# if f:A->B with A closed & bouned, then f(A) is closed & bounded.

• Nov 17th 2009, 06:57 AM
anon2194
if f:A->B with A closed & bouned, then f(A) is closed & bounded.
I have written a valid proof that f(A) is bounded. I don't know how to show that f(B) is also closed.

I am wondering if I can use the Completeness Theorem to argue that there is a supremum and infimum. Then I would need to show that those two numbers reside in A for A to be closed and not open. I don't know how to do that, but am I at least on the right track?

Nevermind, I found out that I am on the right track, and that I just need to use the Maximum-Minimum Theorem.
• Nov 17th 2009, 07:27 AM
tonio
Quote:

Originally Posted by anon2194
I have written a valid proof that f(A) is bounded. I don't know how to show that f(B) is also closed.

I am wondering if I can use the Completeness Theorem to argue that there is a supremum and infimum. Then I would need to show that those two numbers reside in A for A to be closed and not open. I don't know how to do that, but am I at least on the right track?
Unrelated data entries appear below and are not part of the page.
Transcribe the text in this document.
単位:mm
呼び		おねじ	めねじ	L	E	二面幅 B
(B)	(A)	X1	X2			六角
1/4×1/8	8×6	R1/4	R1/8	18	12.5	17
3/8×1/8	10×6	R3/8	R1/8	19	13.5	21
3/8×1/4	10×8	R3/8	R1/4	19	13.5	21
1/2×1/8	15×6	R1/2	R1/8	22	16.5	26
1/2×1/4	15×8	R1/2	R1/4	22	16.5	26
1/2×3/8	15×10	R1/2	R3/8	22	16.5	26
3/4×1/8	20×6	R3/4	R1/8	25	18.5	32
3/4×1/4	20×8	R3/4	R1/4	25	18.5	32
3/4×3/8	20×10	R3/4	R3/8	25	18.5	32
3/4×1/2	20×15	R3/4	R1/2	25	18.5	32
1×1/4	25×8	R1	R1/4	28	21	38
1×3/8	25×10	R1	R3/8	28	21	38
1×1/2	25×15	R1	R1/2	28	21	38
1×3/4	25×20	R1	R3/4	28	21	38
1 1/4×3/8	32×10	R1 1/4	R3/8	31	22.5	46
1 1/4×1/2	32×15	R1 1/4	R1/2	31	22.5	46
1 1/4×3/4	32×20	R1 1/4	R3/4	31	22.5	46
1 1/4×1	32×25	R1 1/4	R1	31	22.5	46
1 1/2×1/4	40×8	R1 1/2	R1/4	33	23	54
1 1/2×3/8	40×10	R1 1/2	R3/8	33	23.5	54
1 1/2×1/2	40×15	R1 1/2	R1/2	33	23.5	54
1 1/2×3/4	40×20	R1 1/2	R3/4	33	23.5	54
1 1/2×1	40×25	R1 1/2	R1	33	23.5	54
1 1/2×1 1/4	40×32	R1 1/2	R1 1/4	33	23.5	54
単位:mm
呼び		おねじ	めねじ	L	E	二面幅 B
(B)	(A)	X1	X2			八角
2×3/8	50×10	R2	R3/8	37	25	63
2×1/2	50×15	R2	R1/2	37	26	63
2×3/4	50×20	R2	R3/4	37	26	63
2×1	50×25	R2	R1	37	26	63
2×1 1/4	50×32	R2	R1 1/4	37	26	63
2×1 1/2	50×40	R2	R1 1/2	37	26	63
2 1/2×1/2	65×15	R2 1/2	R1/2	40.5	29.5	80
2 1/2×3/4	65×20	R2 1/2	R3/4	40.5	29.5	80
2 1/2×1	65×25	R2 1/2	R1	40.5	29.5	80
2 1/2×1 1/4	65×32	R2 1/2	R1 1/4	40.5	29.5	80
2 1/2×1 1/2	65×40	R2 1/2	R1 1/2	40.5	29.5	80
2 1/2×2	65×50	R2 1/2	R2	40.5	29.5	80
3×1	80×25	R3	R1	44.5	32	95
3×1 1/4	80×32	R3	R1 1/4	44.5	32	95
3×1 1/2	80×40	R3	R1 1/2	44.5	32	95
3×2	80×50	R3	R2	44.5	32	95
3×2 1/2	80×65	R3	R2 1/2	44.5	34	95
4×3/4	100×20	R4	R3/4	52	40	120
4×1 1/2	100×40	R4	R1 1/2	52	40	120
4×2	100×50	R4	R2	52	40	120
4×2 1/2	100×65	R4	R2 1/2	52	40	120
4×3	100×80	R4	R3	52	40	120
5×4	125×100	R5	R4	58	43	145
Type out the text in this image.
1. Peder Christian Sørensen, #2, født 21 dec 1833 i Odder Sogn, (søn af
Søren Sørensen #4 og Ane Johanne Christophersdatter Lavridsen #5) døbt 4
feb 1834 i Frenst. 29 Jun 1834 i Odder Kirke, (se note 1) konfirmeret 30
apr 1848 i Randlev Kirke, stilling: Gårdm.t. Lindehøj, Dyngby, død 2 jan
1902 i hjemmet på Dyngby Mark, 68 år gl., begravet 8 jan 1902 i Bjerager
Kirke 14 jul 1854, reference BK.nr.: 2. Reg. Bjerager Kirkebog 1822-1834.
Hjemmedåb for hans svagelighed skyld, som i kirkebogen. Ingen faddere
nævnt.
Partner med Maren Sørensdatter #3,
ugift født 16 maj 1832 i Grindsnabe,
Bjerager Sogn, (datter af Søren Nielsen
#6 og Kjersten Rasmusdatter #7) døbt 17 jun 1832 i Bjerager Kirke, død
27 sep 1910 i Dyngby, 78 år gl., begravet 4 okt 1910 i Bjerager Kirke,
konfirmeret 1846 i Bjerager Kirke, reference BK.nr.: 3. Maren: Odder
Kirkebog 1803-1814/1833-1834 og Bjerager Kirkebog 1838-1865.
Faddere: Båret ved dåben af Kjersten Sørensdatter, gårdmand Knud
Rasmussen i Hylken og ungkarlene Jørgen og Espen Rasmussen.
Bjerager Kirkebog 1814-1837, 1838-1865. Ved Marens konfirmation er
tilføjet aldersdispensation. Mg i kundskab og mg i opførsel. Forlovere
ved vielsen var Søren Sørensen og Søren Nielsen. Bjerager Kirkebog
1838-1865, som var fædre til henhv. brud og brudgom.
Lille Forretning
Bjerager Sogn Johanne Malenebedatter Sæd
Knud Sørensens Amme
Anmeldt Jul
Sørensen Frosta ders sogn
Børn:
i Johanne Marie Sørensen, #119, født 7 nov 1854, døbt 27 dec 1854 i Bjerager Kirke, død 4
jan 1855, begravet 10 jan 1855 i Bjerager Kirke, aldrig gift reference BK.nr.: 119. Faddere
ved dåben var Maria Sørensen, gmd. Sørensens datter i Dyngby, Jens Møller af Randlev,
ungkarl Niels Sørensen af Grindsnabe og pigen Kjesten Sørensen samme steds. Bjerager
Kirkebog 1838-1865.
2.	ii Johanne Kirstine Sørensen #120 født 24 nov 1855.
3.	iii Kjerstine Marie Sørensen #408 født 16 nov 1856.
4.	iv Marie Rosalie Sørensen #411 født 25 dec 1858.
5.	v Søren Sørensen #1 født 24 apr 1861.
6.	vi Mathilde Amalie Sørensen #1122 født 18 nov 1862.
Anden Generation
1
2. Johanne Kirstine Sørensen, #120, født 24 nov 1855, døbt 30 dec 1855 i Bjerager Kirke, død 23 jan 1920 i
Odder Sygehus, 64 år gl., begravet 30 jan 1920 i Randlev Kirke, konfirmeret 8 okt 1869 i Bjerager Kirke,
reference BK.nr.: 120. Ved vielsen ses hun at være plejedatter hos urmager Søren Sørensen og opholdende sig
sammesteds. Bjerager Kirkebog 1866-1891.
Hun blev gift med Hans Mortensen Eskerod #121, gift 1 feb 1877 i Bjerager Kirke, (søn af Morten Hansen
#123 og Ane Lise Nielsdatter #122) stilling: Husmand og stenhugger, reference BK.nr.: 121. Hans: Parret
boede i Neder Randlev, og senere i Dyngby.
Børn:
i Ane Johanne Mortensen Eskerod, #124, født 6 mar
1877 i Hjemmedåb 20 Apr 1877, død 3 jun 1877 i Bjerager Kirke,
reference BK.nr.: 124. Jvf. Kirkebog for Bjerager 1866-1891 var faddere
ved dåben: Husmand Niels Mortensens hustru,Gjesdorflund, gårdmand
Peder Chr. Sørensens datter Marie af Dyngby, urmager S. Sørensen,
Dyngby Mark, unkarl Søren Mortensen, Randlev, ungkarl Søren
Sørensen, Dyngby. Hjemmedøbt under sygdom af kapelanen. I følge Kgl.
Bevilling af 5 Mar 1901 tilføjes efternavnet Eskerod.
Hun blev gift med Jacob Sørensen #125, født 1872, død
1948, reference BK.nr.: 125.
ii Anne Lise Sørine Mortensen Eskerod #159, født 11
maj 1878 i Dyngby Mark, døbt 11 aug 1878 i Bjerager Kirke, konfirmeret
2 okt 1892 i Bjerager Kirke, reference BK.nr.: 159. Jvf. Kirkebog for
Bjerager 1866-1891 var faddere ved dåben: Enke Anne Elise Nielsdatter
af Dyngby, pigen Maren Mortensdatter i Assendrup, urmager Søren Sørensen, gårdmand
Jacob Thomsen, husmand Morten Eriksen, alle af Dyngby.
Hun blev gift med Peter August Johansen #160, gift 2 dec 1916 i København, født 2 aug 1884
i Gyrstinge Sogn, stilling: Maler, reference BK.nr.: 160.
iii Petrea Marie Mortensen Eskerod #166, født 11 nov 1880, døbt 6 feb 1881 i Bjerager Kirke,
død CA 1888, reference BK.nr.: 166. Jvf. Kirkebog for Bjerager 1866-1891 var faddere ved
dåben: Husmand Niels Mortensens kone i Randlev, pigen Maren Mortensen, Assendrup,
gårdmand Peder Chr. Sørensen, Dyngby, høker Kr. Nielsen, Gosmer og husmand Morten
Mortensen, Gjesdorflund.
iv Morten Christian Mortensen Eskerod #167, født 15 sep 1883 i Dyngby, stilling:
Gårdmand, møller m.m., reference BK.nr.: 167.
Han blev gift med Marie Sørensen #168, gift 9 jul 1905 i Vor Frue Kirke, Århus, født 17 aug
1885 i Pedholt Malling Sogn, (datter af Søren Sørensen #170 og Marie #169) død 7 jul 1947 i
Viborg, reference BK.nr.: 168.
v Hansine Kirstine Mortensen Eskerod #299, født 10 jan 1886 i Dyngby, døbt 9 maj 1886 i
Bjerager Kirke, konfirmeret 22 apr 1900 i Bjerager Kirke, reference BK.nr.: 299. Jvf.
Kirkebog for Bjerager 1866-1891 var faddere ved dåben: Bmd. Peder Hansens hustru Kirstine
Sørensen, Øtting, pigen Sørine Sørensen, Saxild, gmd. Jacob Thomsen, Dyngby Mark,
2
Nevermind, I found out that I am on the right track, and that I just need to use the Maximum-Minimum Theorem.

And, of course, you must assume f is continuous...(Giggle)

Tonio
• Nov 17th 2009, 07:52 AM
Drexel28
Quote:

Originally Posted by anon2194
I have written a valid proof that f(A) is bounded. I don't know how to show that f(B) is also closed.

I am wondering if I can use the Completeness Theorem to argue that there is a supremum and infimum. Then I would need to show that those two numbers reside in A for A to be closed and not open. I don't know how to do that, but am I at least on the right track?

Nevermind, I found out that I am on the right track, and that I just need to use the Maximum-Minimum Theorem.

I assume since you are discussing the completeness theorem that you are referring to $A,B\subset\mathbb{R}$. How exactly did you prove boundedness without proving closure? Did you use the fact that $A$ is compact?